Поскольку структура дискурса предполагает наличие двух коренным образом противопоставленных ролей – говорящего и адресата, постольку сам процесс языкового общения может рассматриваться в этих двух перспективах. Моделирование процессов построения (порождения, синтеза) дискурса – не то же самое, что моделирование процессов понимания (анализа) дискурса. В науке о дискурсе выделяются две различные группы работ – те, которые исследуют построение дискурса (например, выбор лексического средства при назывании некоторого объекта), и те, которые исследуют понимание дискурса адресатом (например, вопрос о том, как слушающий понимает редуцированные лексические средства типа местоимения он и соотносит их с теми или иными объектами). Кроме того, есть еще третья перспектива – рассмотрение процесса языкового общения с позиций самого текста, возникающего в процессе дискурса (например, местоимения в тексте можно рассматривать безотносительно к процессам их порождения говорящим и понимания адресатом, просто как структурные сущности, находящиеся в некоторых отношениях с другими частями текста).

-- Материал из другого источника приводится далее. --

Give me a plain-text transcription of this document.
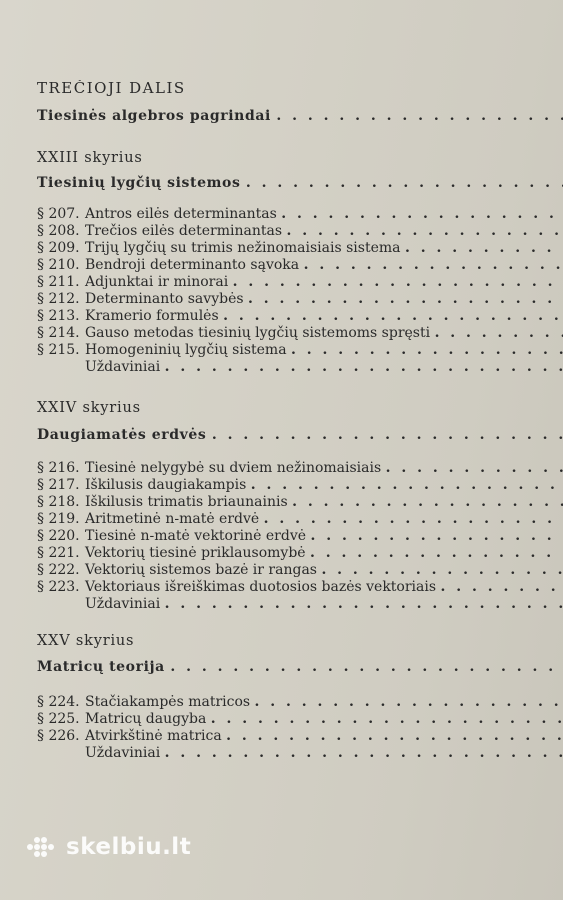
TREČIOJI DALIS
Tiesinės algebros pagrindai . . .
XXIII skyrius
Tiesinių lygčių sistemos . . .
§ 207. Antros eilės determinantas . . .
§ 208. Trečios eilės determinantas . . .
§ 209. Trijų lygčių su trimis nežinomaisiais sistema . . .
§ 210. Bendroji determinanto sąvoka . . .
§ 211. Adjunktai ir minorai . . .
§ 212. Determinanto savybės . . .
§ 213. Kramerio formulės . . .
§ 214. Gauso metodas tiesinių lygčių sistemoms spręsti . . .
§ 215. Homogeninių lygčių sistema . . .
Uždaviniai . . .
XXIV skyrius
Daugiamatės erdvės . . .
§ 216. Tiesinė nelygybė su dviem nežinomaisiais . . .
§ 217. Iškilusis daugiakampis . . .
§ 218. Iškilusis trimatis briaunainis . . .
§ 219. Aritmetinė n-matė erdvė . . .
§ 220. Tiesinė n-matė vektorinė erdvė . . .
§ 221. Vektorių tiesinė priklausomybė . . .
§ 222. Vektorių sistemos bazė ir rangas . . .
§ 223. Vektoriaus išreiškimas duotosios bazės vektoriais . . .
Uždaviniai . . .
XXV skyrius
Matricų teorija . . .
§ 224. Stačiakampės matricos . . .
§ 225. Matricų daugyba . . .
§ 226. Atvirkštinė matrica . . .
Uždaviniai . . .
skelbiu.lt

Междисциплинарное направление, изучающее дискурс, а также соответствующий раздел лингвистики называются одинаково – дискурс[ив]ным анализом (discourse analysis) или дискурс[ив]ными исследованиями (discourse studies). Хотя языковое взаимодействие на протяжении веков было предметом таких дисциплин, как риторика и ораторское искусство, а затем – стилистики и литературоведения, как собственно научное направление дискурсивный анализ сформировался лишь в последние десятилетия. Произошло это на фоне господствовавшей в лингвистике на протяжении большей части 20 в. противоположно направленной тенденции – борьбы за «очищение» науки о языке от изучения речи. Ф. де Соссюр считал, что истинный объект лингвистики – языковая система (в противоположность речи), Н.Хомский призвал лингвистов изучать языковую «компетенцию» и абстрагироваться от вопросов употребления языка. В последнее время, однако, познавательные установки в науке о языке начинают меняться и набирает силу мнение, в соответствии с которым никакие языковые явления не могут быть адекватно поняты и описаны вне их употребления, без учета их дискурсивных аспектов. Поэтому дискурсивный анализ становится одним из центральных разделов лингвистики.

Дискурс, как и другие языковые сущности (морфемы, слова, предложения) устроен по определенным правилам, характерным для данного языка. Факт существования языковых правил и ограничений часто демонстрируется с помощью негативного материала – экспериментальных языковых образований, в которых правила или ограничения нарушаются. В качестве примера небольшого образца дискурса, в котором есть такие нарушения, рассмотрим рассказ Даниила Хармса Встреча из цикла «Случаи».

«Вот однажды один человек пошел на службу, да по дороге встретил другого человека, который, купив польский батон, направлялся к себе восвояси.
Вот собственно, и все».

«Погруженность в жизнь» этого текста, превращающая его в некоторый дискурс, заключается в том, что он предложен читателям в виде рассказа; между тем ряд важных принципов построения рассказа, которые обычно не осознаются носителями языка, но которыми они хорошо владеют, в этой миниатюре Хармса нарушены (в порядке особого художественного приема, разумеется). Во-первых, в нормальном рассказе должен быть фрагмент, который именуется кульминацией. В рассказе же Хармса есть только завязка, за которой сразу следует заключительная фраза (кода). Во-вторых, адресат рассказа должен понимать, какова была коммуникативная цель рассказчика, для чего он рассказывал свой рассказ (для того, чтобы проиллюстрировать некоторую истину, или для того, чтобы сообщить интересную информацию и т.д.). Ничего этого из рассказа Хармса не ясно. В-третьих, участники повествования обычно должны упоминаться многократно и выполнять некоторую последовательность действий; такие участники называются протагонистами рассказов. В данном случае рассказ завершается, едва только рассказчик успел ввести участников.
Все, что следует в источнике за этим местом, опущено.